The House knows that the Home Secretary has called for an adult debate on drugs and recently announced in evidence to the Select Committee on Home Affairs his intention to ask the Advisory Council on the Misuse of Drugs to review the arguments for reclassifying cannabis from B to C under the Misuse of Drugs Act 1971. This is a timely moment for Parliament to have a direct opportunity to participate in that debate, and to listen to the views expressed on the issue and the wider subject of drugs policy.
Drugs misuse poses serious problems for society. It causes misery for the users and their families and can destroy communities. It stops many young people reaching their full potential in life and fuels much of our crime. It is estimated that up to half of all property crime is committed by users of heroin and cocaine. The cost to the criminal justice system is estimated to be about £1.2 billion a year. There are the costs, too, of related ill health, absenteeism and social problems, to say nothing of the cost to individuals, the wasted lives and the lost opportunities.
The causes of drugs misuse are complex and deeply rooted and there is no simple solution. Our strategy therefore recognises the need for action on a wide front. Experience in other countries supports that. National drug policies and strategies have developed according to local needs and priorities, but in general the trend is to a balanced approach, in which supply, demand and harm reduction strategies are all important components. The differences between countries are not as great as is sometimes suggested. For example, much is made of the strong harm reduction orientation of Dutch policies, but the Dutch have not legalised the use of any controlled drug. Like us, they prioritise their enforcement effort against the drugs that cause the greatest harm.
Our strategy has four main aims: first, to help young people resist drugs misuse so that they can achieve their full potential; secondly, to protect our communities from drug-related antisocial and criminal behaviour; thirdly, to provide treatment services to help people with their drugs problems; and, finally, to attempt to disrupt the supply of drugs.

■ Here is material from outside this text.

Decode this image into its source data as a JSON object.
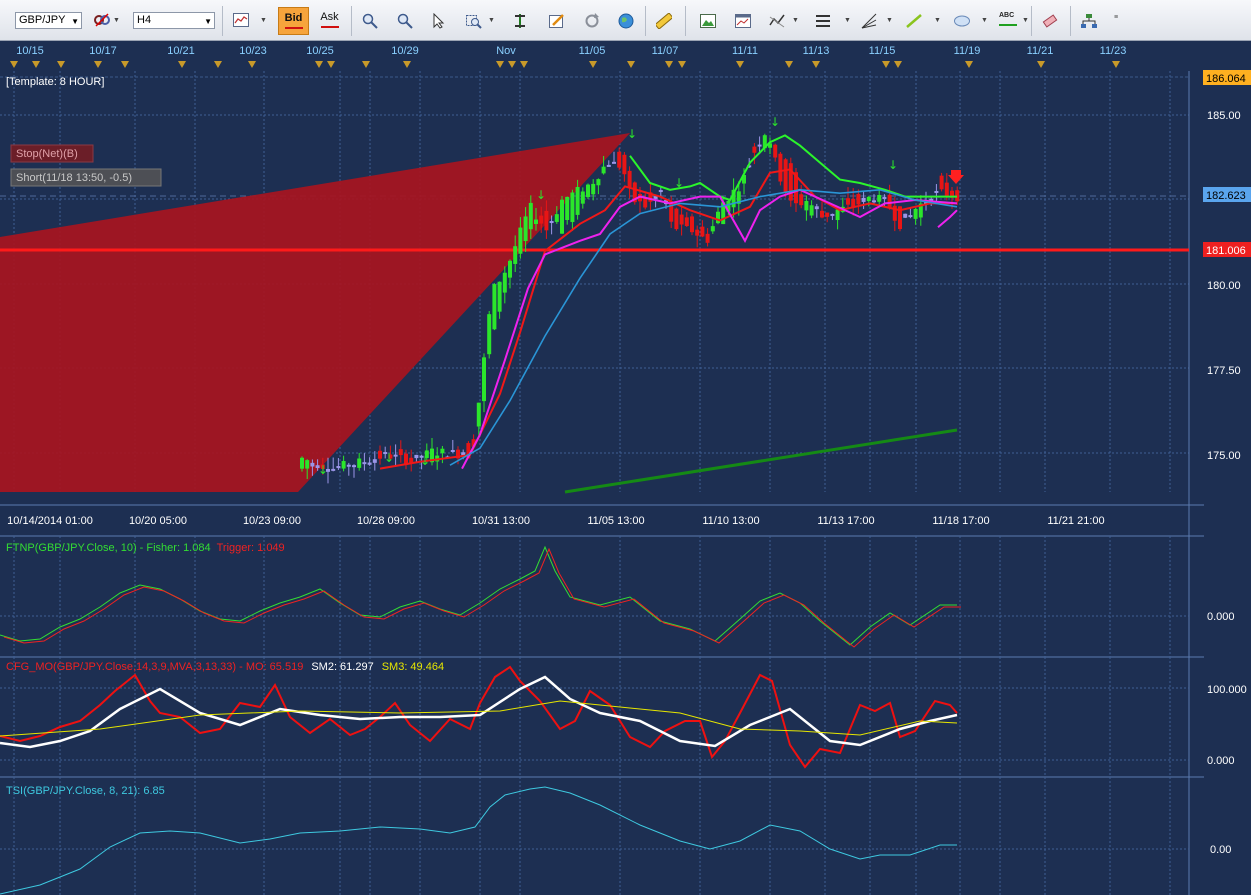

We recognise the scale of the problem we face in tackling drugs misuse. We also know that there are no quick and easy answers. That is why our strategy is supported by major long-term investment that is focused on proactive measures to tackle drugs misuse directly. The main aim of the strategy is to stop people taking drugs in the first place. However, there will always be some people who continue to take drugs even if they are aware of the dangers. We therefore have a duty to ensure that they have as much information and help as possible to reduce the risks that come with that behaviour, such as providing information on and services for needle exchanges and making people aware of the dangers of injecting and using shared needles.
Much good work has been done at national, regional and local levels. We are reaching out to young people in a variety of ways. Some 93 per cent. of secondary schools and 75 per cent. of primary schools now have a drugs education policy in place, compared with 86 per cent. and 61 per cent. respectively in 1997. The positive futures initiative set up in March 2000 aims to divert vulnerable young people away from drugs and crime through involvement in sport. So far, 24 projects have been set up. The initial results are encouraging, showing reductions in criminal activity and truancy and improved community awareness.